Co-operative programs happen in all sports and are staples of smaller communities around Minnesota. Now, some suburban metro area communities are joining forces.

Roseville and Mahtomedi are competing as one girls hockey program this winter for the first time. On the boys side, a pair of former state tournament championship programs, Apple Valley and Burnsville, were forced to pool shrinking numbers of available players.

"Both of us had a problem; both of us had a need," said Apple Valley/Burnsville coach Chris Sikich, a standout on Apple Valley's 1996 Class 2A boys hockey championship team. "It's weird, though, because we're rivals. When you think of those programs, you don't think of a need to co-op."

That need is showing up all over. The number of girls hockey teams has dropped from 123 in 2009-10 to 111 this season.

Times have changed. Demographic shifts hurt hockey because people of color traditionally haven't flocked to the sport. Families from myriad backgrounds can be turned off by the growing time and financial investment of youth hockey. In fact, combined youth programs are more popular by necessity.

While forming co-ops at the high school level offers immediate relief, the unintended consequences include future stagnation.

"There's no way individual programs can ever go back," said Claire Goldsmith, Girls Hockey Coaches Association president and first-year Minneapolis coach. "Because now, you really have no reason to fix the youth situation and grow the game. On the other hand, you're not helping kids stay active and out of trouble by denying opportunities."

Chris Lepper, who remained the head coach as Burnsville became the Phoenix, echoed Goldsmith's concerns, stating, "If you completely lose programs, kids transfer before they ever get to high school."

Four veteran Burnsville players transferred to Lakeville North amid the uncertainty about a solution. A final decision was reached Aug. 1, soon after high school teams' summer practice availability window closed. This season Lepper's mission started with the intangibles.

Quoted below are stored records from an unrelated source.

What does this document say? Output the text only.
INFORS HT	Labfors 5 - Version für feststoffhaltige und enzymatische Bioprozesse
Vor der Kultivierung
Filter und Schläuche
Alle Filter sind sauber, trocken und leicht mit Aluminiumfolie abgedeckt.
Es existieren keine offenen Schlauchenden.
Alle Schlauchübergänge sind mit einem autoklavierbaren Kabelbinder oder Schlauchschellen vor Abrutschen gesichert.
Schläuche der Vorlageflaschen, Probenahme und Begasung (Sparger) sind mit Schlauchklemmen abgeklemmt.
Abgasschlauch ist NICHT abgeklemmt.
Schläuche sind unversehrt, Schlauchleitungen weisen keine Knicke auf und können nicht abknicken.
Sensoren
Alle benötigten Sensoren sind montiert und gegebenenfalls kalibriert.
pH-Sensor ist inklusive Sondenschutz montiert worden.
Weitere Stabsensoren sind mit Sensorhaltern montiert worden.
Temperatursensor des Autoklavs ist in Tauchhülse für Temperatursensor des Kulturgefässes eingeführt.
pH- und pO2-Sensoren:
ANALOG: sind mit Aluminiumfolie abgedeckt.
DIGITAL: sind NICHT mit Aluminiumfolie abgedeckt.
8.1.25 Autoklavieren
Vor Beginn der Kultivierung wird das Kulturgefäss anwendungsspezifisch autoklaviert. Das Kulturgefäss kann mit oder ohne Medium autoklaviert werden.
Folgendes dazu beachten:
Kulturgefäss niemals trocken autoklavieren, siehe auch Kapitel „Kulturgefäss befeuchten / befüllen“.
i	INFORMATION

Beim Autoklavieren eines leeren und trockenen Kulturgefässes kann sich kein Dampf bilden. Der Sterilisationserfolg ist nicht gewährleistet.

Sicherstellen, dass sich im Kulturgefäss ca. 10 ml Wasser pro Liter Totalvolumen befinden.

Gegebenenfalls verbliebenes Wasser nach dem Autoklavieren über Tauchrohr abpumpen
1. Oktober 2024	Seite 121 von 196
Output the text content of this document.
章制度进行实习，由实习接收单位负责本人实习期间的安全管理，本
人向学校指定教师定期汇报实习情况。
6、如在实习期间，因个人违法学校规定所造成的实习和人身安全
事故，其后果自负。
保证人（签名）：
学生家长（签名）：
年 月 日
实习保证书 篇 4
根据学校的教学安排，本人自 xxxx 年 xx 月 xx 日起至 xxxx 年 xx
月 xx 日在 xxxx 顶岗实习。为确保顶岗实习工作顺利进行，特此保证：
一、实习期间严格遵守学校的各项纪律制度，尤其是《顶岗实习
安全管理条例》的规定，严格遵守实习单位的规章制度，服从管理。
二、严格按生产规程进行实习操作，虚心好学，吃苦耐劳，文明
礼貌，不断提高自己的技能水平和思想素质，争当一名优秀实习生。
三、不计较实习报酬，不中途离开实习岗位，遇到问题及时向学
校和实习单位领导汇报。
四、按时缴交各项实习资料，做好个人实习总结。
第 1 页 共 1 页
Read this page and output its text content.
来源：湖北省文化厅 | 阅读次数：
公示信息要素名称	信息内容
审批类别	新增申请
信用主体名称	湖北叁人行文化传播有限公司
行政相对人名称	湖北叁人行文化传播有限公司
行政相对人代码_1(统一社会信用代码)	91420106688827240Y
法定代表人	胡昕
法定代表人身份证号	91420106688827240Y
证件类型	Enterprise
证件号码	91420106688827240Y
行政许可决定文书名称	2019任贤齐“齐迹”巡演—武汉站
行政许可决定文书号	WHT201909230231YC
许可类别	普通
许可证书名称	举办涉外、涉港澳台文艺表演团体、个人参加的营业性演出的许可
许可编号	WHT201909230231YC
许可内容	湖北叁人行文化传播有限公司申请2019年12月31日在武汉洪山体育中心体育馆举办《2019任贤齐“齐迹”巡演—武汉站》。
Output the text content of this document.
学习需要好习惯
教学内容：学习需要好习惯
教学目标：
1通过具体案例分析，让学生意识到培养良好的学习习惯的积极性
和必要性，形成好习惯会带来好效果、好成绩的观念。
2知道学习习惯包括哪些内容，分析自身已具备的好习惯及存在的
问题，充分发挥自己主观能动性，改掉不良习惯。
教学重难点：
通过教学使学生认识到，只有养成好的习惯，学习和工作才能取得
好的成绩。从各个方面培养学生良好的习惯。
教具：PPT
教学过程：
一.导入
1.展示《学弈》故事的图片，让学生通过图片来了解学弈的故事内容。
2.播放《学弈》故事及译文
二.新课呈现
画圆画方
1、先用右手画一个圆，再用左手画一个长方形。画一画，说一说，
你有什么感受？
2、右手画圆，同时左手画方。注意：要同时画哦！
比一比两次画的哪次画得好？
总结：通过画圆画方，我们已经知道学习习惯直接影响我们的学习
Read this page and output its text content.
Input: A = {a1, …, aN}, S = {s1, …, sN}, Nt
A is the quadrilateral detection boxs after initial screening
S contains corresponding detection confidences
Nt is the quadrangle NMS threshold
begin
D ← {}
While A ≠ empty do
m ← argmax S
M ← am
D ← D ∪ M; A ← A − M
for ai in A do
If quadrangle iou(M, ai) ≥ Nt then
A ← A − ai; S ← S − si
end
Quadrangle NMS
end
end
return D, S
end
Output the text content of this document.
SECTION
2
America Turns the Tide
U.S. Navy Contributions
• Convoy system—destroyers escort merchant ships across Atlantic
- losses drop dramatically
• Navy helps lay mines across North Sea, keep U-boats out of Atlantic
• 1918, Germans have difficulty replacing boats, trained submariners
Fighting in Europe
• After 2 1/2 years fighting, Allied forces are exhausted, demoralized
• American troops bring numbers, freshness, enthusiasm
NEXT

"You want these kids to feel good about this team and have a good time while we are working to become more competitive," Lepper said. "We have a lot of girls who were on the JV last year or a fourth-line varsity player now facing Class 2A competition in the South Suburban Conference. I worried they might burn out. But they are getting better."

The Phoenix (7-14) headed into Tuesday's game at Park of Cottage Grove hoping to stop a seven-game losing streak. After Tuesday, two games remain before the playoffs.

"Our girls know the situation," Lepper said. "They didn't grow up together, but they are hockey players. They want to win. And they believe we can if we peak at the right time."